Barbur Boulevard and surrounding neighborhoods were the focus of two neighborhood walks on September 22nd and 24th to get feedback on what the community would like to see improved along Portland's major southwest corridor. Project staff, residents and business owners walked with Community Working Group (CWG) members to get a first hand perspective of four distinct sections of Barbur Boulevard (Walk A covered sections 1 and 2 and Walk B covered sections 3 and 4). The walking groups explored the areas on both a weekday and weekend to experience the different levels of activity and traffic along the thoroughfare. Participants had a chance to chat with each other and share their unique perspectives and ideas for possible future improvements within the corridor.
We heard again about the incomplete network of sidewalks and how bicyclists do not feel safe on many parts of Barbur. In certain areas - around the Safeway store at Capitol Hill Road and the West Portland Crossroads area near Capitol Highway, for example - the sidewalk network is incomplete and lacks connections to other sections of Barbur Boulevard and the adjacent neighborhoods and schools. Even with these deficiencies, however, there are a number of pedestrians and bicyclists making due with the facilities at hand. People indicated that pedestrian safety could be improved with more clearly defined left turn pockets and driveway entrances.

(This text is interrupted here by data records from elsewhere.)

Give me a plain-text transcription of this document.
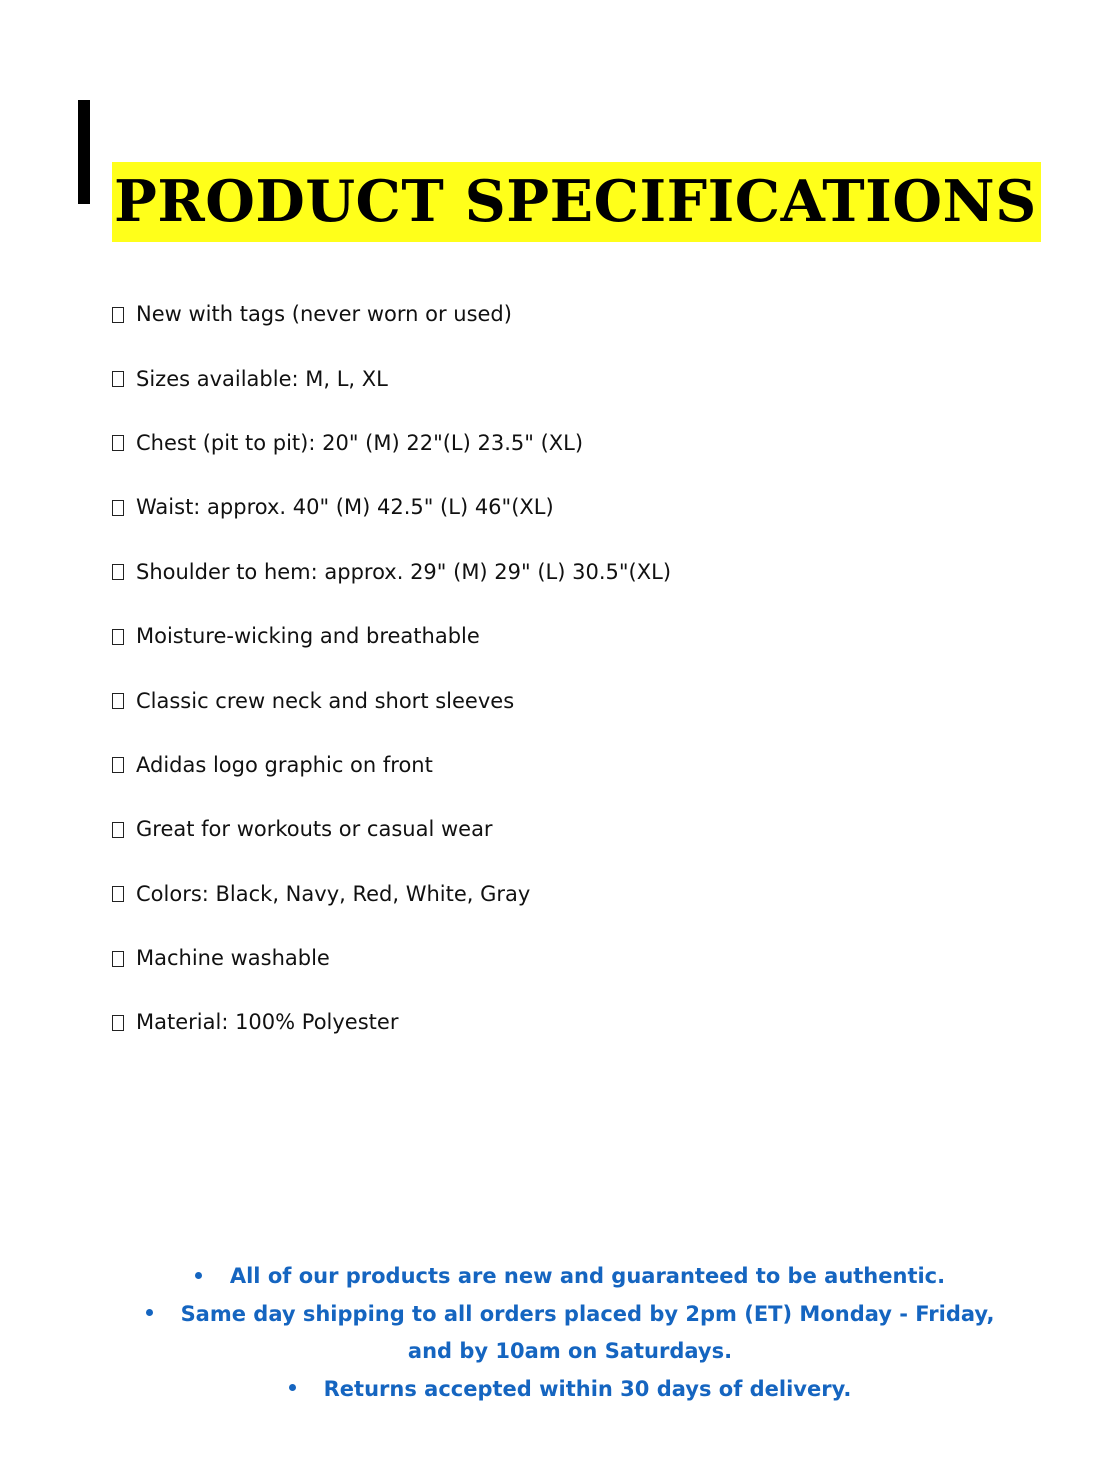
PRODUCT SPECIFICATIONS
New with tags (never worn or used)
Sizes available: M, L, XL
Chest (pit to pit): 20" (M) 22"(L) 23.5" (XL)
Waist: approx. 40" (M) 42.5" (L) 46"(XL)
Shoulder to hem: approx. 29" (M) 29" (L) 30.5"(XL)
Moisture-wicking and breathable
Classic crew neck and short sleeves
Adidas logo graphic on front
Great for workouts or casual wear
Colors: Black, Navy, Red, White, Gray
Machine washable
Material: 100% Polyester
All of our products are new and guaranteed to be authentic.
Same day shipping to all orders placed by 2pm (ET) Monday - Friday, and by 10am on Saturdays.
Returns accepted within 30 days of delivery.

Barbur Boulevard tends to be noisy and a less inviting place for people to congregate, but participants observed that the noise level decreased significantly not far from the high-traffic boulevard. In these quieter areas, some observed that these could be good areas for additional residents, but also noted concerns with air quality near the freeway. They encouraged staff to strategically think about the role of on-street parking on Barbur as it can act as a buffer from traffic; however, it can also pose additional risks to drivers and cyclists.
Much of the commercial development on Barbur tends to be single or two-story buildings, with large areas of surface parking. But the City's development standards for much of the corridor allow three and four story buildings and no minimum parking requirement - due to the frequent bus service. Some participants envisioned smaller shopping streets that spurred from Barbur, with a variety of local merchants and shopping choices. Others saw potential for additional office buildings that could benefit from being close to high capacity transit while buffering Barbur from the freeway.
Read more about what the groups observed and suggested as improvements by reading the complete summary.
The information gathered during these walks will be packaged with transportation, environmental, economic and other analyses as staff develop a complete picture of Barbur as it currently exists. This information will help identify needs for the area, as well as help reveal some of the constraints and opportunities for the future of the Barbur corridor. The CWG will meet next on November 3rd to review the Draft Existing Conditions Report and begin discussing their expectations for the Barbur Concept Plan.